9.4 If the buyer is in default, ABAX shall be entitled to charge default interest of 1.5 % per calendar month or part thereof from the relevant point in time, even without prior reminder. The reminder charges shall amount to EUR 25 for the first reminder and a further EUR 40 for each subsequent reminder.
9.5 The buyer is only entitled to offset or exercise a right of retention if his claims have been legally established or recognised.
9.6 The buyer shall not be entitled to assign its claims against ABAX to third parties.
9.7 Offers that depend on the dollar exchange rate are subject to change without notice.ABAX reserves the right to charge the dollar exchange rate on the day of invoicing.
9.8 If the net order value is less than EUR 200,- a processing fee of EUR 20,- will be charged.

10. data protection

10.1 The buyer hereby gives his express and unlimited consent to the determination, processing and storage of the data that has become known within the scope of the contractual relationship and that is necessary for order processing.
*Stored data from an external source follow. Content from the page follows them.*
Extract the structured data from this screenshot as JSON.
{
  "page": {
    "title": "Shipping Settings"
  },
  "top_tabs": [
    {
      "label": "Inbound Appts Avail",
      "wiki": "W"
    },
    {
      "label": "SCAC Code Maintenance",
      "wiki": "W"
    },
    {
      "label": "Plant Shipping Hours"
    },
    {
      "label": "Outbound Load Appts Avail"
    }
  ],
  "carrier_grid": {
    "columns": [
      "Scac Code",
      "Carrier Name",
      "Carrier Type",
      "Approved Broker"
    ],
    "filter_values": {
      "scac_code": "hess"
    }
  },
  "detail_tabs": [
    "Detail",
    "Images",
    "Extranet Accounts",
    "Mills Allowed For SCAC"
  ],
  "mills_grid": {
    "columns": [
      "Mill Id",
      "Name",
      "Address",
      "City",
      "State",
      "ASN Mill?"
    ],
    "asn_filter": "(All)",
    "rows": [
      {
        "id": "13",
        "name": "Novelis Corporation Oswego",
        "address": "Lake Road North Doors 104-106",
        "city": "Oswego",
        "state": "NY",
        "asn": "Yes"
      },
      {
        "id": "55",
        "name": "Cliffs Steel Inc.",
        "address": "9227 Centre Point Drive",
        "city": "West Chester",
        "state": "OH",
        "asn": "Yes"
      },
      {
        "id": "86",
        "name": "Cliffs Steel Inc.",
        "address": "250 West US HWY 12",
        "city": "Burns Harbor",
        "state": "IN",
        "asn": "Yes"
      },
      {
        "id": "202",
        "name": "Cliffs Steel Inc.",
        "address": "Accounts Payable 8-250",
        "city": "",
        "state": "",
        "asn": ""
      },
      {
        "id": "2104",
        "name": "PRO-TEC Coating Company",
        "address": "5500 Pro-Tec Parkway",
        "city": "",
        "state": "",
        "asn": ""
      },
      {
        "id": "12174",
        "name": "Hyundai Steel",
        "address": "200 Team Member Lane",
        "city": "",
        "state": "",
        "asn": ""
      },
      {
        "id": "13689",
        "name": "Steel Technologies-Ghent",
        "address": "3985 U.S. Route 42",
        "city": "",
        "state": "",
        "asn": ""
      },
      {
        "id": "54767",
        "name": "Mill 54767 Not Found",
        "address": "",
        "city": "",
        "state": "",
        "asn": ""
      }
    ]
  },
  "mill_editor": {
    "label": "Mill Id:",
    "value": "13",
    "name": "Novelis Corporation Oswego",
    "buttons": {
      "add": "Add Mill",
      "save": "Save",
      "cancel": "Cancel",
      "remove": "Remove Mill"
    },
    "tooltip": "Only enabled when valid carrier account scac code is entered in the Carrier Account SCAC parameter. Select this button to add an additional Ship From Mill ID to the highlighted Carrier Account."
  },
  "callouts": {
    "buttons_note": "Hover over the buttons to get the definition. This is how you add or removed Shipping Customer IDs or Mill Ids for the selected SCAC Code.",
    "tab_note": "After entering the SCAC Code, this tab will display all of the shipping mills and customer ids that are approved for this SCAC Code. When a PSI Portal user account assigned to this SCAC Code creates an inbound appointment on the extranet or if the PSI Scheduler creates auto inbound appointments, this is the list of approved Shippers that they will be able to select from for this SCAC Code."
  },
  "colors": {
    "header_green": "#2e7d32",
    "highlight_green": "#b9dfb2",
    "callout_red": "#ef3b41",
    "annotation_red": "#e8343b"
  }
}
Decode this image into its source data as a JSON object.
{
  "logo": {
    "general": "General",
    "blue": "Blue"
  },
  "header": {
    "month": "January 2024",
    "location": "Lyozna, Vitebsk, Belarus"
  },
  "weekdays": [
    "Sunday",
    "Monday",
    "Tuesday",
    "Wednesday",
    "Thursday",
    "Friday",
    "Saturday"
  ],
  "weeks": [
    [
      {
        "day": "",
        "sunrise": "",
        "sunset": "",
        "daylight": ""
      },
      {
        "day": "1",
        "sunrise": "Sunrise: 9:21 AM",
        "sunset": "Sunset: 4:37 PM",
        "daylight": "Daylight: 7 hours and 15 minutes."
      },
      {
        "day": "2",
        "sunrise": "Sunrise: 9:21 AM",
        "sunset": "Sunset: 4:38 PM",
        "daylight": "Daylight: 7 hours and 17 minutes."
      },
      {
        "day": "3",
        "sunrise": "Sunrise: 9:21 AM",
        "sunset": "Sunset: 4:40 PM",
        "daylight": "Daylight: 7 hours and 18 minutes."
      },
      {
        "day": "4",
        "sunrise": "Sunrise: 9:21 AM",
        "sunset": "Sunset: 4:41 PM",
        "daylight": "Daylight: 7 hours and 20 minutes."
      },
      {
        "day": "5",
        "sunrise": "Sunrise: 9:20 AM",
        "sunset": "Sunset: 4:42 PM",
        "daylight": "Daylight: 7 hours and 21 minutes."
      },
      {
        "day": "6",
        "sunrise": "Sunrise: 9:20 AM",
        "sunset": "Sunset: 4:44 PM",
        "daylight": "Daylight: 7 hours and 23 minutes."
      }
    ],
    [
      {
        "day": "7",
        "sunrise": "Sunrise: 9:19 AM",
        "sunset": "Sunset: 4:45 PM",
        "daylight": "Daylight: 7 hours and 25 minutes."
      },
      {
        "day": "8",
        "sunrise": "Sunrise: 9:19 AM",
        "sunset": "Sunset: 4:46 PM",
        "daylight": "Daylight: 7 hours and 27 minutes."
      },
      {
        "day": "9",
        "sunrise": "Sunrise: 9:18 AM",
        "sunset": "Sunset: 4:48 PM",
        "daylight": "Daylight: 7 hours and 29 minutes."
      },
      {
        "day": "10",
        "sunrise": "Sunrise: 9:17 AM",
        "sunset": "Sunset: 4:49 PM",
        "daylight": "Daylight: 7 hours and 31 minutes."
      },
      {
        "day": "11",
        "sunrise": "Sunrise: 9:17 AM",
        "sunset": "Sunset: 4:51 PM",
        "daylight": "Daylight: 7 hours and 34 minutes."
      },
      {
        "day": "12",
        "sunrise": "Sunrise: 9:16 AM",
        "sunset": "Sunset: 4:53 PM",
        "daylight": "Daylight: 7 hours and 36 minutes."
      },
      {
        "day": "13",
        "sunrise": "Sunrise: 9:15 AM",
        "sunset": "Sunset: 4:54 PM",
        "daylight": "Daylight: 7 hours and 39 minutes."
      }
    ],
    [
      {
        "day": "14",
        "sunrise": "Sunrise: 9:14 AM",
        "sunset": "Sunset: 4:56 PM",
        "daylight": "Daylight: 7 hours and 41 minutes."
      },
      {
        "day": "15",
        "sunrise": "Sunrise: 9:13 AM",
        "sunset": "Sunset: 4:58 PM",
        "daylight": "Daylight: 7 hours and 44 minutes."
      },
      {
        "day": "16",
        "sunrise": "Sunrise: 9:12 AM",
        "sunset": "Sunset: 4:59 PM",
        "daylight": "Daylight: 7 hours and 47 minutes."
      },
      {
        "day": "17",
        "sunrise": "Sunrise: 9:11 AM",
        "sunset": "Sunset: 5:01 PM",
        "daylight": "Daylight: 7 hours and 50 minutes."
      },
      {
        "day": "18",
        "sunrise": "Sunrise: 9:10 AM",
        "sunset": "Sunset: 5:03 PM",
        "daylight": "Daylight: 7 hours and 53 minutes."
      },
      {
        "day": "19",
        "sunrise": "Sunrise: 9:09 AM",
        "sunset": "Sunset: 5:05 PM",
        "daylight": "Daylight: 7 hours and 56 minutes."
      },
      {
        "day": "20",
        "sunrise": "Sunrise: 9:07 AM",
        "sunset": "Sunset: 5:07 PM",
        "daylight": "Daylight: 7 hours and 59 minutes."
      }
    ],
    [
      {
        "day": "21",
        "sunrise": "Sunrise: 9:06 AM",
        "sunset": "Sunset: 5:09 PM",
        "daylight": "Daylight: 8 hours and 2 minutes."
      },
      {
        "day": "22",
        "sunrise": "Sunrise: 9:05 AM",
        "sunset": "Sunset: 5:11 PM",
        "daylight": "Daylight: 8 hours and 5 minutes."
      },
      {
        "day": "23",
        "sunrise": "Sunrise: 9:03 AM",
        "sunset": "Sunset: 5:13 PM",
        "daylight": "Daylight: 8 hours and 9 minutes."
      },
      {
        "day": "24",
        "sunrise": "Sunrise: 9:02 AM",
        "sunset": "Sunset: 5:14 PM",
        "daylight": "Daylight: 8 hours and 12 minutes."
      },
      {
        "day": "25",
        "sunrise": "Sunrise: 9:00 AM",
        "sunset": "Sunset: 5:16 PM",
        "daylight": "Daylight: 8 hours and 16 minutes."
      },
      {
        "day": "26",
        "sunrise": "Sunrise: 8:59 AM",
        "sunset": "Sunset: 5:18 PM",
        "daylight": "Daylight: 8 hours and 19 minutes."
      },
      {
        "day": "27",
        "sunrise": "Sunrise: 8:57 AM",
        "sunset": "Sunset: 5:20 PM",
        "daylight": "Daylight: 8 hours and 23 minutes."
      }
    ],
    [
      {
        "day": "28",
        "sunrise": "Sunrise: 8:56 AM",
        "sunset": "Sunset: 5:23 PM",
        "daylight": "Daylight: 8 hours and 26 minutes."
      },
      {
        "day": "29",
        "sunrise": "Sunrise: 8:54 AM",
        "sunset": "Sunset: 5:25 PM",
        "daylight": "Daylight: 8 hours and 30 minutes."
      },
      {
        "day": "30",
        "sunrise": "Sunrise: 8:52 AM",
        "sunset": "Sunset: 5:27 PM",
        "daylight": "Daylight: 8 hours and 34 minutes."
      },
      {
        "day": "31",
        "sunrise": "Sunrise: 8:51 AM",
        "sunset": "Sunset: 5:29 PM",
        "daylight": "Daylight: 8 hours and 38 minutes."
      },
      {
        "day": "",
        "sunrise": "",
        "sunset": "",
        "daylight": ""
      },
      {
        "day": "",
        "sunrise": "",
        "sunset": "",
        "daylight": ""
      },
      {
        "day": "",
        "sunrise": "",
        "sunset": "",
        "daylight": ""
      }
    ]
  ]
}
After expiry of the statutory storage obligations, the Buyer may revoke this consent in writing.
10.2 The buyer hereby revocably gives its consent to the publication of the contents of the contractual relationship or parts thereof for advertising purposes and as a reference on the homepage of ABAX, among others.

11. place of jurisdiction and place of performance

Place of performance and jurisdiction is Vienna. The law of the Republic of Austria shall apply.

12. final provisions

Should individual provisions of these general terms and conditions be or become invalid or unenforceable in whole or in part, this shall not affect the validity or enforceability of the remaining provisions. The invalid or unenforceable provision shall be replaced by a valid or enforceable provision which comes as close as possible in its economic content to the invalid or unenforceable provision. The same applies accordingly to gaps in these general terms and conditions.